I study the impacts of exposure to one of Africa's largest circular migration flows using an arbitrary border within Mozambique that, from 1893 to 1942, separated areas where young men were either pushed into or prevented from migrating. Counterintuitively, but consistent with historical narratives and theoretical predictions, HIV prevalence is lower today on the former migrant-sending side of the border while living standards are similar. The evidence suggests that age gaps between partners – which promote HIV's spread – have long been smaller in this region, as circular migration allowed much younger men to afford the requisite marriage payments to brides' families.

Crimes against Nature: The Colonial Roots of Homophobia in Sub-Saharan Africa (with Teevrat Garg)

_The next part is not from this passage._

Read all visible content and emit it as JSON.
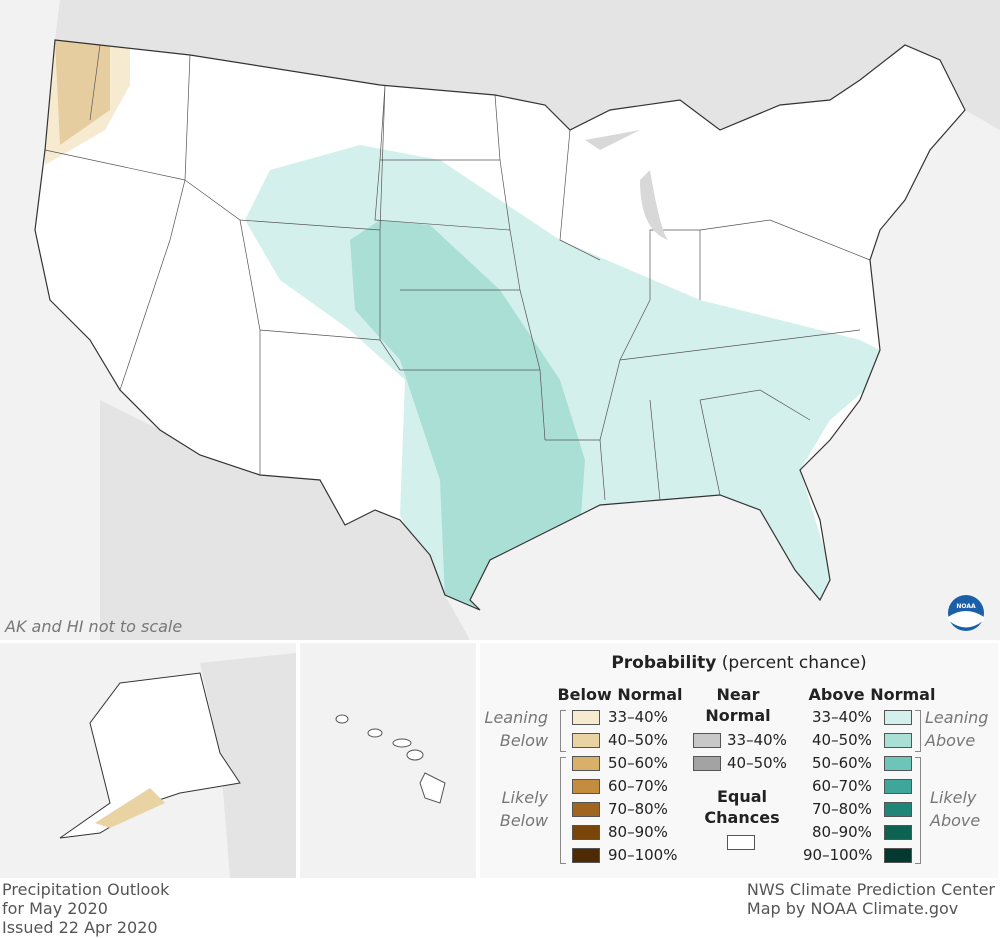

Anti-LGBTQIA+ sentiment and laws are severe and pervasive across Sub-Saharan Africa. A common explanation is that homosexuality is antithetical to the region's cultures, but there is evidence of tolerance for homosexuality across precolonial Africa, suggesting that this discrimination was instead a product of the colonial period. We test this hypothesis by comparing former colonies of Portugal -- which did not criminalize homosexuality in its overseas empire until the eve of decolonization and did not task missionaries with “civilizing” Africans through education and moral regulation -- to neighboring countries. Using a regression discontinuity design, we show that acceptance of homosexuals increases significantly just inside former Portuguese colonies, but there are no effects on sentiments toward other out-groups. Preliminary evidence suggests that our results arose from the differences in missionary activities. By identifying the roots of the exclusion and persecution of LGBTQIA+ individuals across Sub-Saharan Africa, our results can serve as a first step toward ending these harmful practices.